What’s now : la touche en plus du journalisme de solutions
Si le journalisme de solutions, né aux États-Unis, a été investi par la presse régionale, il est encore expérimental pour la presse territoriale. D’après Christophe Agnus, les collectivités locales ont tout à gagner dans cette démarche plus engageante et régénératrice du lien entre institutions et citoyens. À condition d’en respecter les exigences.

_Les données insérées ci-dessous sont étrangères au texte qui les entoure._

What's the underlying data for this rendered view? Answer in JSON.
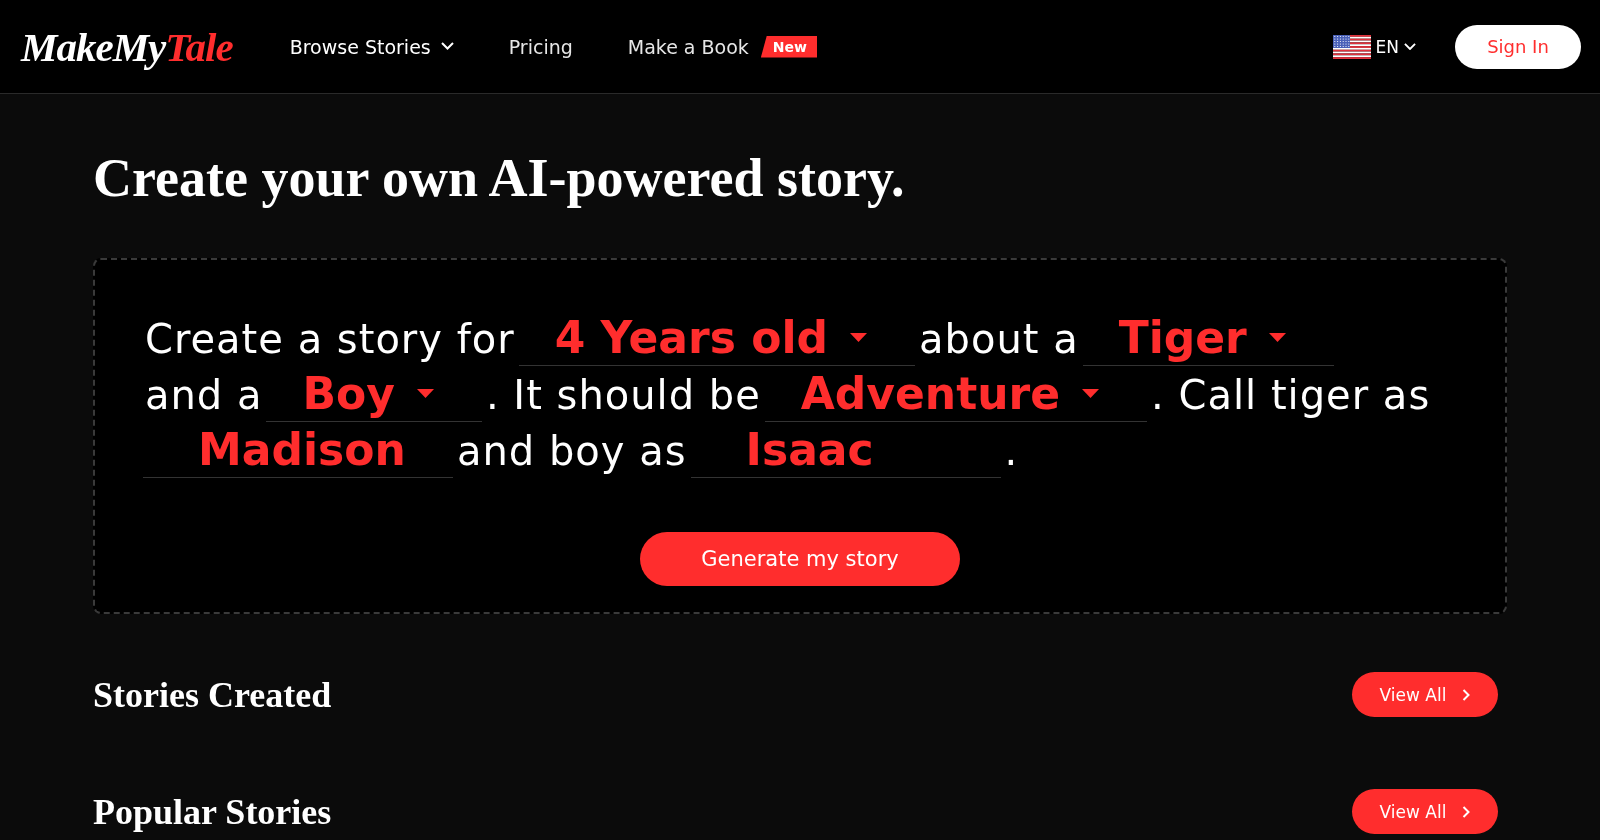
{
  "header": {
    "logo": {
      "text": "MakeMy",
      "accent": "Tale"
    },
    "nav": [
      {
        "label": "Browse Stories",
        "kind": "dropdown"
      },
      {
        "label": "Pricing",
        "kind": "link"
      },
      {
        "label": "Make a Book",
        "kind": "link",
        "badge": "New"
      }
    ],
    "language": {
      "code": "EN"
    },
    "sign_in": "Sign In"
  },
  "page_title": "Create your own AI-powered story.",
  "story_form": {
    "lines": [
      [
        {
          "kind": "text",
          "text": "Create a story for"
        },
        {
          "kind": "select",
          "value": "4 Years old"
        },
        {
          "kind": "text",
          "text": "about a"
        },
        {
          "kind": "select",
          "value": "Tiger"
        }
      ],
      [
        {
          "kind": "text",
          "text": "and a"
        },
        {
          "kind": "select",
          "value": "Boy"
        },
        {
          "kind": "text",
          "text": ". It should be"
        },
        {
          "kind": "select",
          "value": "Adventure"
        },
        {
          "kind": "text",
          "text": ". Call tiger as"
        }
      ],
      [
        {
          "kind": "input",
          "value": "Madison"
        },
        {
          "kind": "text",
          "text": "and boy as"
        },
        {
          "kind": "input",
          "value": "Isaac"
        },
        {
          "kind": "text",
          "text": "."
        }
      ]
    ],
    "submit": "Generate my story"
  },
  "sections": [
    {
      "title": "Stories Created",
      "action": "View All"
    },
    {
      "title": "Popular Stories",
      "action": "View All"
    }
  ]
}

Jean-Pierre Pernaut annonçant quotidiennement sa rubrique « Au cœur des régions » durant plus de trente ans au JT de 13 heures. Le « Libé des solutions » qui égrène chaque année depuis seize ans « initiatives étonnantes, idées originales, expériences positives, perspectives d'avenir… et part en quête de ce qui marche ». « Carnets de campagne » sur France Inter donne chaque jour la parole est à « celles et ceux qui se relèvent les manches : des initiatives locales, citoyennes, collectives, solidaires, durables. » Le journalisme de solutions existe depuis déjà longtemps sans qu'on y fasse vraiment attention. Depuis vingt ans, il s’est largement répandu à l’initiative de la PQR, mais aussi des blogueurs et de citoyens reporters. Christophe Agnus nous explique ce qu’il peut apporter à la presse territoriale, notamment pour participer à refonder un lien de confiance entre institutions locales et citoyens.

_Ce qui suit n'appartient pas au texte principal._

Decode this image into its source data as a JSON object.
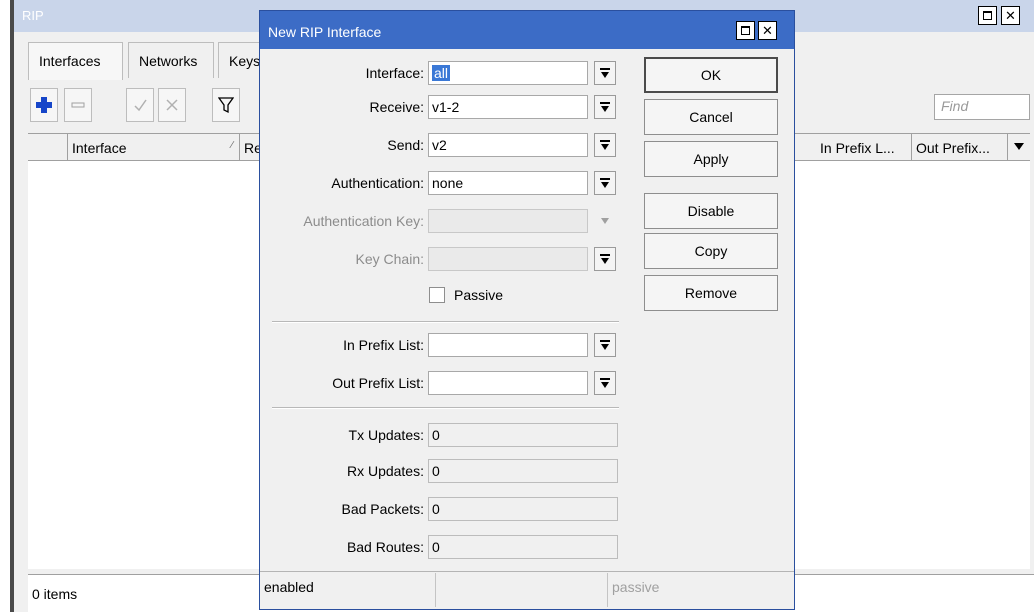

Christophe Agnus, président du jury du 26e Prix de la presse et de l'information territoriales
Christophe Agnus présidera les débats qui mèneront les jurys au palmarès du Prix 2024 de la presse et de l'information territoriales. Vice-président de l’association Reporters d’espoirs, ancien grand reporter et aujourd’hui auteur et éditeur, il portera sans doute une belle part de son attention sur la mise en récit des territoires à travers leurs journaux et magazines. Les portraits d’habitants ou de territoires, dispositifs médias ou stratégies éditoriales innovantes donneront une couleur particulière au palmarès 2024.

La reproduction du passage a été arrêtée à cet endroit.